Consécutivement à la crise de Suez en 1956 10, et alors que
le gouvernement des Officiers Libres n'avait encore adopté (ou
défini) aucune doctrine en matière de politique économique, la loi
22 de janvier 1957 décrétait la confiscation des 3 banques
britanniques et des 2 françaises. Ainsi, Barclay's Bank est devenue
la Banque d'Alexandrie (aujourd'hui quatrième banque du pays,
publique) ; la Ottoman Bank et la Ionian Bank ont été absorbées
par Bank al-Gomhouriyya ; le Comptoir National d'Escompte de
Paris et le Crédit Lyonnais ont, quant à eux, été absorbés par la
Banque du Caire. Cette loi requérait également qu'en janvier 1962,
toutes les banques étrangères soient détenues par des Egyptiens.

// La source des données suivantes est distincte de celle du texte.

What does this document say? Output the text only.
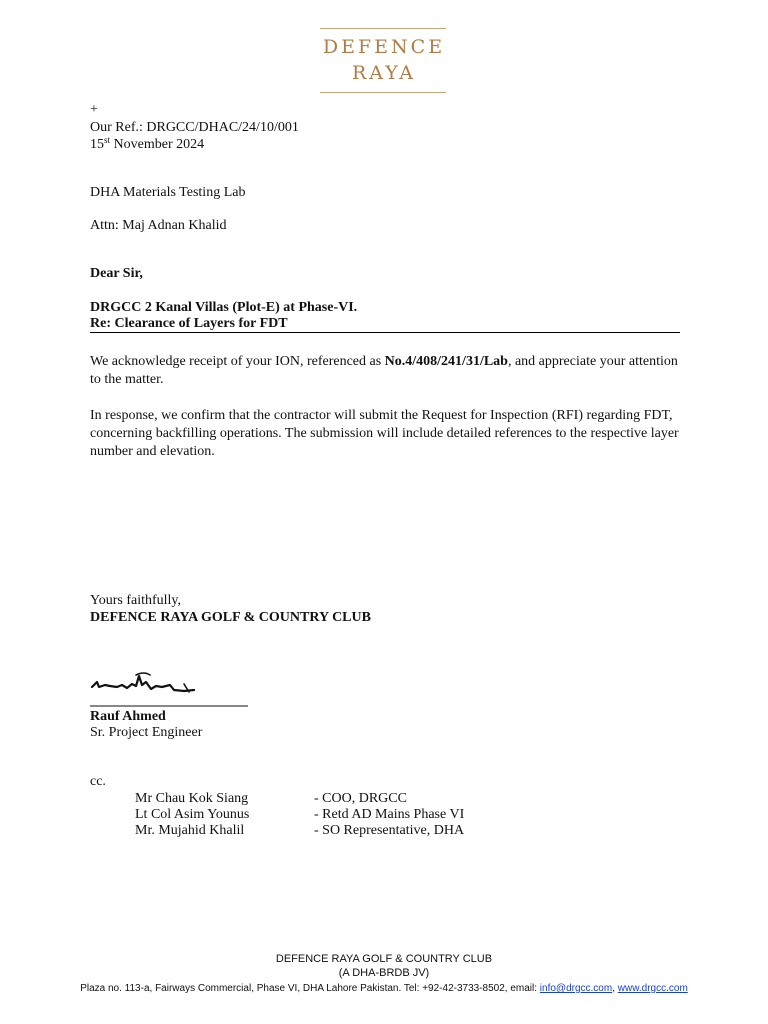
DEFENCE
RAYA
+
Our Ref.: DRGCC/DHAC/24/10/001
15st November 2024
DHA Materials Testing Lab
Attn: Maj Adnan Khalid
Dear Sir,
DRGCC 2 Kanal Villas (Plot-E) at Phase-VI.
Re: Clearance of Layers for FDT
We acknowledge receipt of your ION, referenced as No.4/408/241/31/Lab, and appreciate your attention to the matter.
In response, we confirm that the contractor will submit the Request for Inspection (RFI) regarding FDT, concerning backfilling operations. The submission will include detailed references to the respective layer number and elevation.
Yours faithfully,
DEFENCE RAYA GOLF & COUNTRY CLUB
Rauf Ahmed
Sr. Project Engineer
cc.
Mr Chau Kok Siang	- COO, DRGCC
Lt Col Asim Younus	- Retd AD Mains Phase VI
Mr. Mujahid Khalil	- SO Representative, DHA
DEFENCE RAYA GOLF & COUNTRY CLUB
(A DHA-BRDB JV)
Plaza no. 113-a, Fairways Commercial, Phase VI, DHA Lahore Pakistan. Tel: +92-42-3733-8502, email: info@drgcc.com, www.drgcc.com
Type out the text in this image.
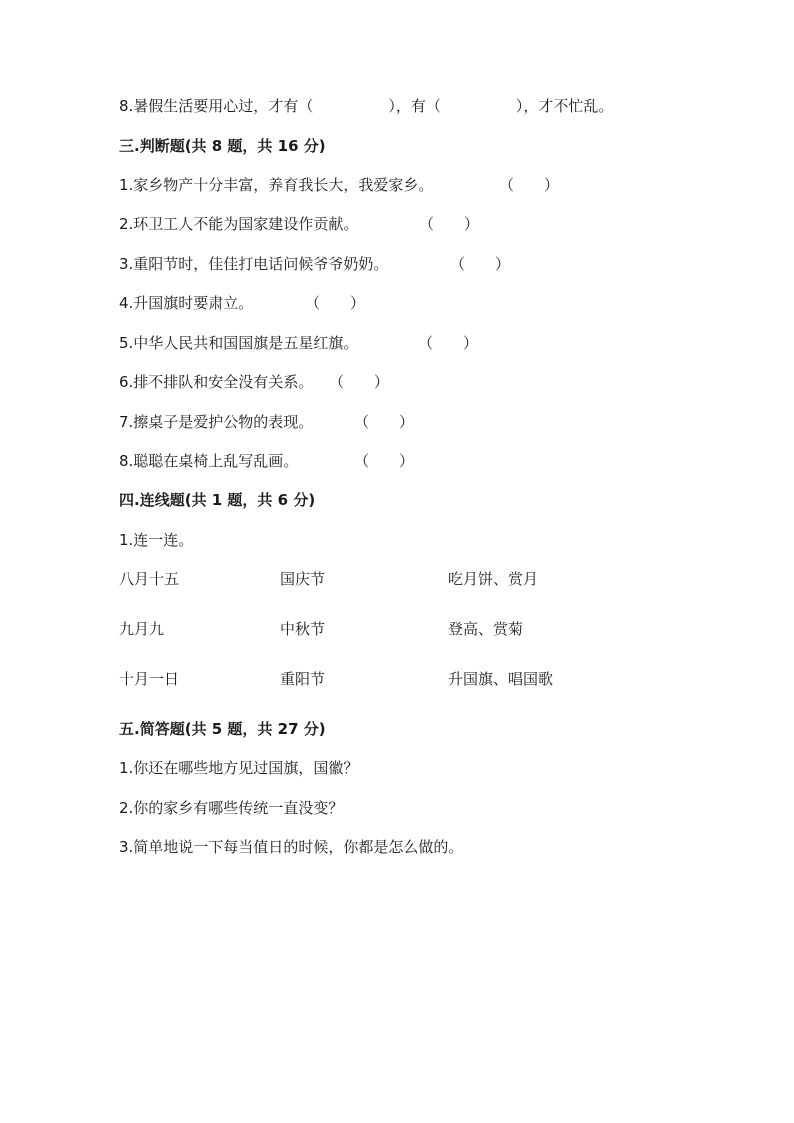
8.暑假生活要用心过，才有（　　　　　），有（　　　　　），才不忙乱。
三.判断题(共 8 题，共 16 分)
1.家乡物产十分丰富，养育我长大，我爱家乡。	（　　）
2.环卫工人不能为国家建设作贡献。	（　　）
3.重阳节时，佳佳打电话问候爷爷奶奶。	（　　）
4.升国旗时要肃立。	（　　）
5.中华人民共和国国旗是五星红旗。	（　　）
6.排不排队和安全没有关系。 （　　）
7.擦桌子是爱护公物的表现。	（　　）
8.聪聪在桌椅上乱写乱画。	（　　）
四.连线题(共 1 题，共 6 分)
1.连一连。
八月十五	国庆节	吃月饼、赏月
九月九	中秋节	登高、赏菊
十月一日	重阳节	升国旗、唱国歌
五.简答题(共 5 题，共 27 分)
1.你还在哪些地方见过国旗，国徽？
2.你的家乡有哪些传统一直没变？
3.简单地说一下每当值日的时候，你都是怎么做的。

Mais, la capacité d'absorption du marché égyptien étant limitée
(étant donné le manque de liquidités), 6 banques ont été fusionnées
à des banques existantes, et 8 ont été liquidées. 1957 est également
l'année des premiers pas vers la nationalisation du système
bancaire. Toutes les actions de la NBE détenues par des étrangers,
évaluées alors à 29,8 £e l'action, ont été acquises puis nationalisées
par l'Organisation pour le Développement Economique, institution
créée à cet effet. La loi 39 de février 1960 décidait la
nationalisation de la Banque d'Alexandrie, de la banque de Port
Saïd, et de la Banque Misr. Le même mois, la loi 40/1960 décidait
la nationalisation du capital de la NBE encore détenu par des
personnes privées égyptiennes' I .
A la fin de l'année 1960, l'Etat égyptien détenait :
- 100 % du capital de : la NBE, la Banque d'Alexandrie, la Banque
Misr et la Banque de Port Saïd ;
- 45,2 % du capital de la Banque du Caire ;
- 25,2 % du capital de Bank al-Gomhouriyya ;
- 25,1 % de la Commercial Union Bank.